Stefanie L. Sequeira
Influenced by her cross-disciplinary training in clinical psychology, developmental psychology and cognitive neuroscience, Stefanie Sequeira studies how social threat and reward processes develop during adolescence and are linked to mental health. Stefanie integrates ecologically-valid methods at multiple levels of analysis into her work, including ecological momentary assessment (EMA), functional magnetic resonance imaging (fMRI), eye-tracking and passive sensing. Sequeira’s goal is to identify novel and modifiable social threat- and reward-related processes, measured at the levels of brain and behavior, that contribute to anxiety disorders and suicidal thoughts and behaviors in youth with anxiety disorders.
Sequeira received her Ph.D. in clinical-developmental psychology from the University of Pittsburgh in 2023. As a doctoral student, Sequeira also trained in the University of Pittsburgh’s Center for the Neural Basis of Cognition, and she completed a pre-doctoral clinical internship at Brown University. Sequeira’s doctoral work was supported by a National Science Foundation Graduate Research Fellowship and a Society for a Science of Clinical Psychology grant. Sequeira completed her undergraduate studies in psychology at the University of Maryland (2014).

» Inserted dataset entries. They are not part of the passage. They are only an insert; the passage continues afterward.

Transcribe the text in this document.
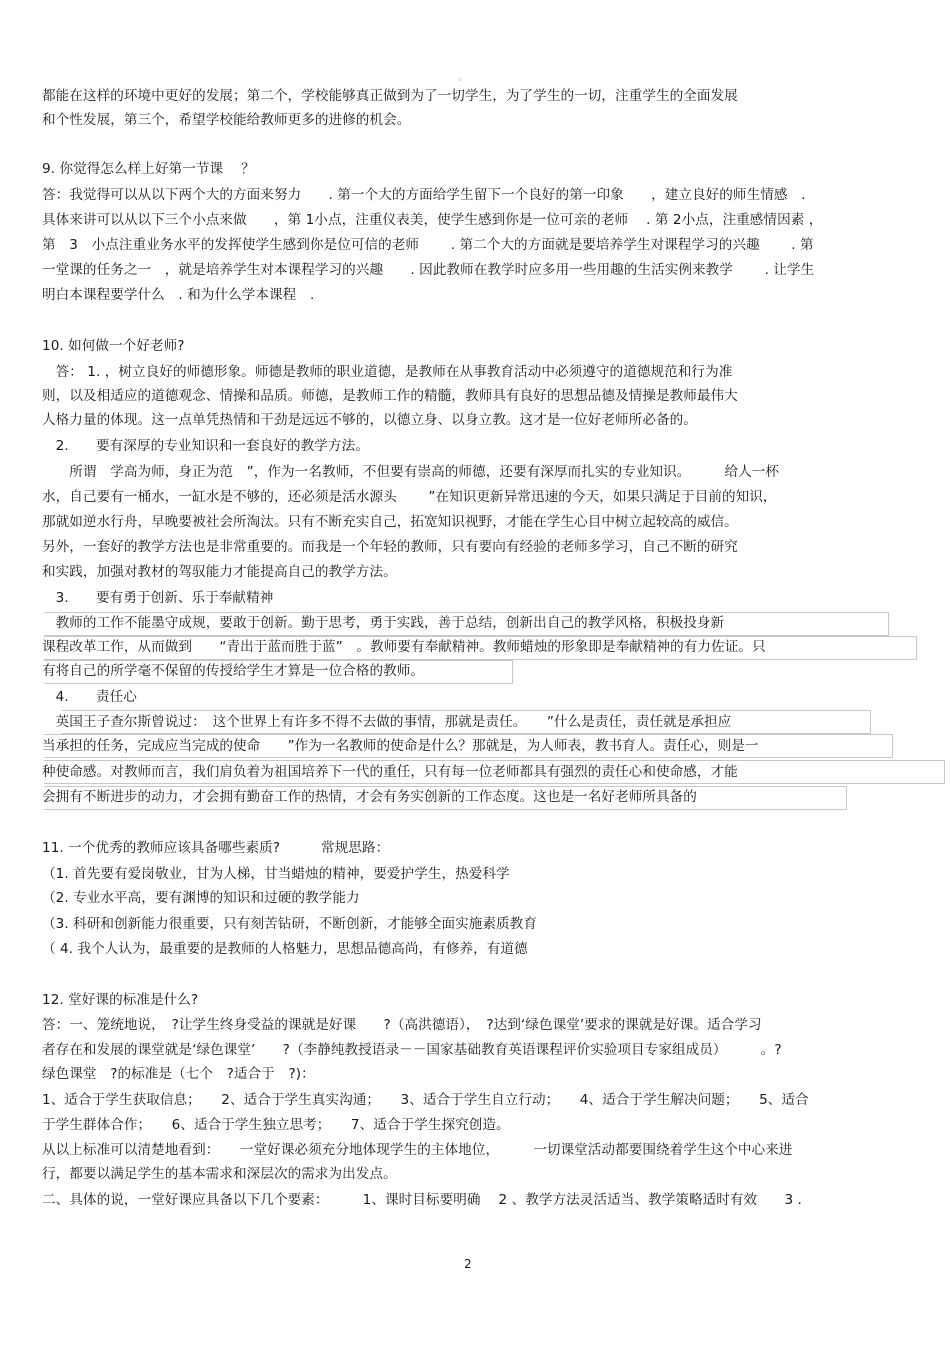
。
都能在这样的环境中更好的发展；第二个，学校能够真正做到为了一切学生，为了学生的一切，注重学生的全面发展
和个性发展，第三个，希望学校能给教师更多的进修的机会。
9. 你觉得怎么样上好第一节课　 ？
答：我觉得可以从以下两个大的方面来努力　　. 第一个大的方面给学生留下一个良好的第一印象　　，建立良好的师生情感　.
具体来讲可以从以下三个小点来做　　，第 1小点，注重仪表美，使学生感到你是一位可亲的老师　 . 第 2小点，注重感情因素 ，
第　3　小点注重业务水平的发挥使学生感到你是位可信的老师　　 . 第二个大的方面就是要培养学生对课程学习的兴趣　　 . 第
一堂课的任务之一　，就是培养学生对本课程学习的兴趣　　. 因此教师在教学时应多用一些用趣的生活实例来教学　　 . 让学生
明白本课程要学什么　. 和为什么学本课程　.
10. 如何做一个好老师?
　答： 1. ，树立良好的师德形象。师德是教师的职业道德，是教师在从事教育活动中必须遵守的道德规范和行为准
则，以及相适应的道德观念、情操和品质。师德，是教师工作的精髓，教师具有良好的思想品德及情操是教师最伟大
人格力量的体现。这一点单凭热情和干劲是远远不够的，以德立身、以身立教。这才是一位好老师所必备的。
　2.　　要有深厚的专业知识和一套良好的教学方法。
　　所谓　学高为师，身正为范　”，作为一名教师，不但要有崇高的师德，还要有深厚而扎实的专业知识。　　　给人一杯
水，自己要有一桶水，一缸水是不够的，还必须是活水源头　　 ”在知识更新异常迅速的今天，如果只满足于目前的知识，
那就如逆水行舟，早晚要被社会所淘汰。只有不断充实自己，拓宽知识视野，才能在学生心目中树立起较高的威信。
另外，一套好的教学方法也是非常重要的。而我是一个年轻的教师，只有要向有经验的老师多学习，自己不断的研究
和实践，加强对教材的驾驭能力才能提高自己的教学方法。
　3.　　要有勇于创新、乐于奉献精神
　教师的工作不能墨守成规，要敢于创新。勤于思考，勇于实践，善于总结，创新出自己的教学风格，积极投身新
课程改革工作，从而做到　　“青出于蓝而胜于蓝”　。教师要有奉献精神。教师蜡烛的形象即是奉献精神的有力佐证。只
有将自己的所学毫不保留的传授给学生才算是一位合格的教师。
　4.　　责任心
　英国王子查尔斯曾说过：　这个世界上有许多不得不去做的事情，那就是责任。　　”什么是责任，责任就是承担应
当承担的任务，完成应当完成的使命　　”作为一名教师的使命是什么？那就是，为人师表，教书育人。责任心，则是一
种使命感。对教师而言，我们肩负着为祖国培养下一代的重任，只有每一位老师都具有强烈的责任心和使命感，才能
会拥有不断进步的动力，才会拥有勤奋工作的热情，才会有务实创新的工作态度。这也是一名好老师所具备的
11. 一个优秀的教师应该具备哪些素质?　　　常规思路：
（1. 首先要有爱岗敬业，甘为人梯，甘当蜡烛的精神，要爱护学生，热爱科学
（2. 专业水平高，要有渊博的知识和过硬的教学能力
（3. 科研和创新能力很重要，只有刻苦钻研，不断创新，才能够全面实施素质教育
（ 4. 我个人认为，最重要的是教师的人格魅力，思想品德高尚，有修养，有道德
12. 堂好课的标准是什么?
答：一、笼统地说，　?让学生终身受益的课就是好课　　?（高洪德语），　?达到‘绿色课堂’要求的课就是好课。适合学习
者存在和发展的课堂就是‘绿色课堂’　　?（李静纯教授语录－－国家基础教育英语课程评价实验项目专家组成员）　　　。?
绿色课堂　?的标准是（七个　?适合于　?)：
1、适合于学生获取信息；　　2、适合于学生真实沟通；　　3、适合于学生自立行动；　　4、适合于学生解决问题；　　5、适合
于学生群体合作；　　6、适合于学生独立思考；　　7、适合于学生探究创造。
从以上标准可以清楚地看到：　　一堂好课必须充分地体现学生的主体地位，　　　一切课堂活动都要围绕着学生这个中心来进
行，都要以满足学生的基本需求和深层次的需求为出发点。
二、具体的说，一堂好课应具备以下几个要素：　　　1、课时目标要明确　 2 、教学方法灵活适当、教学策略适时有效　　3 .
2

As an assistant professor at UVA, Sequeira will continue doing what she loves: research, teaching, mentoring and service, including launching a new study funded by the American Foundation for Suicide Prevention this fall that will examine longitudinal associations between social anhedonia and suicidal thoughts and behaviors in adolescents. Sequeira will teach child psychopathology in the spring in addition to a graduate course on psychological intervention. She will also be engaged in clinical training and supervision of graduate students in UVA’s Clinical Psychology program.